You can use df.sort_values() to sort a Pandas DataFrame.
In this guide, you’ll see four practical sorting examples:
- Sorting a column in ascending order
- Sorting a column in descending order
- Sorting by multiple columns – Case 1
- Sorting by multiple columns – Case 2
To begin, consider the following dataset about cars:
| Brand | Price | Year |
|---|---|---|
| HH | 22000 | 2015 |
| TT | 25000 | 2013 |
| FF | 27000 | 2018 |
| AA | 35000 | 2018 |
Create the DataFrame in Python:
import pandas as pd
data = {
'Brand': ['HH', 'TT', 'FF', 'AA'],
'Price': [22000, 25000, 27000, 35000],
'Year': [2015, 2013, 2018, 2018]
}
df = pd.DataFrame(data)
print(df)
Output:
Brand Price Year
0 HH 22000 2015
1 TT 25000 2013
2 FF 27000 2018
3 AA 35000 2018
Now let’s sort the DataFrame using different approaches.
Example 1: Sort Pandas DataFrame in Ascending Order
Suppose you want to sort the DataFrame by the Brand column in ascending order.
By default, sorting is ascending unless specified otherwise.
import pandas as pd
data = {
'Brand': ['HH', 'TT', 'FF', 'AA'],
'Price': [22000, 25000, 27000, 35000],
'Year': [2015, 2013, 2018, 2018]
}
df = pd.DataFrame(data)
df.sort_values(by=['Brand'], inplace=True)
print(df)
Result:
Brand Price Year
3 AA 35000 2018
2 FF 27000 2018
0 HH 22000 2015
1 TT 25000 2013
The brands are now arranged alphabetically.
Example 2: Sort Pandas DataFrame in Descending Order
To sort in descending order, add ascending=False.
import pandas as pd
data = {
'Brand': ['HH', 'TT', 'FF', 'AA'],
'Price': [22000, 25000, 27000, 35000],
'Year': [2015, 2013, 2018, 2018]
}
df = pd.DataFrame(data)
df.sort_values(by=['Brand'], ascending=False, inplace=True)
print(df)
Result:
Brand Price Year
1 TT 25000 2013
0 HH 22000 2015
2 FF 27000 2018
3 AA 35000 2018
The brands are now sorted in reverse alphabetical order.
Example 3: Sort Pandas DataFrame by Multiple Columns – Case 1
You can also sort by more than one column.
Suppose you want to sort first by Year, and then by Price.
import pandas as pd
data = {
'Brand': ['HH', 'TT', 'FF', 'AA'],
'Price': [22000, 25000, 27000, 35000],
'Year': [2015, 2013, 2018, 2018]
}
df = pd.DataFrame(data)
df.sort_values(by=['Year', 'Price'], inplace=True)
print(df)
Result:
Brand Price Year
1 TT 25000 2013
0 HH 22000 2015
2 FF 27000 2018
3 AA 35000 2018
Here, Year has priority because it appears first in the list. For records with the same year (2018), sorting is then applied to Price.

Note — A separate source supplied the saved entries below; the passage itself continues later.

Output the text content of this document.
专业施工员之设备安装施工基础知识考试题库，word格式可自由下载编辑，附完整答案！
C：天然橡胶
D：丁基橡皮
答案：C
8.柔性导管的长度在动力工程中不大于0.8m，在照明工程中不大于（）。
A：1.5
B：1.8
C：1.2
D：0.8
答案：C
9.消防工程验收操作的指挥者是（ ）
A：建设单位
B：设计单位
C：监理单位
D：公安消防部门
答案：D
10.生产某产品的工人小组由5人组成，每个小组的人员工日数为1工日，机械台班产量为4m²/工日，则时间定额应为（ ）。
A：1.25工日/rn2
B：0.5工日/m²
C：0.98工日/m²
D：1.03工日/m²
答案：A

Example 4: Sort by Multiple Columns – Case 2
Now sort by Year and then by Brand:
import pandas as pd
data = {
'Brand': ['HH', 'TT', 'FF', 'AA'],
'Price': [22000, 25000, 27000, 35000],
'Year': [2015, 2013, 2018, 2018]
}
df = pd.DataFrame(data)
df.sort_values(by=['Year', 'Brand'], inplace=True)
print(df)
Result:
Brand Price Year
1 TT 25000 2013
0 HH 22000 2015
3 AA 35000 2018
2 FF 27000 2018
For the year 2018, sorting now follows alphabetical order of the Brand column, so AA appears before FF.
Conclusion
You have seen how to sort a Pandas DataFrame using:
- Single-column sorting (ascending and descending)
- Multi-column sorting with priority order
Key points:
- Use
df.sort_values()to sort. - Sorting is ascending by default.
- Use
ascending=Falsefor descending order. - When sorting by multiple columns, the first column listed has higher priority.
Sorting is a fundamental operation in data analysis and helps you quickly organize and explore your dataset.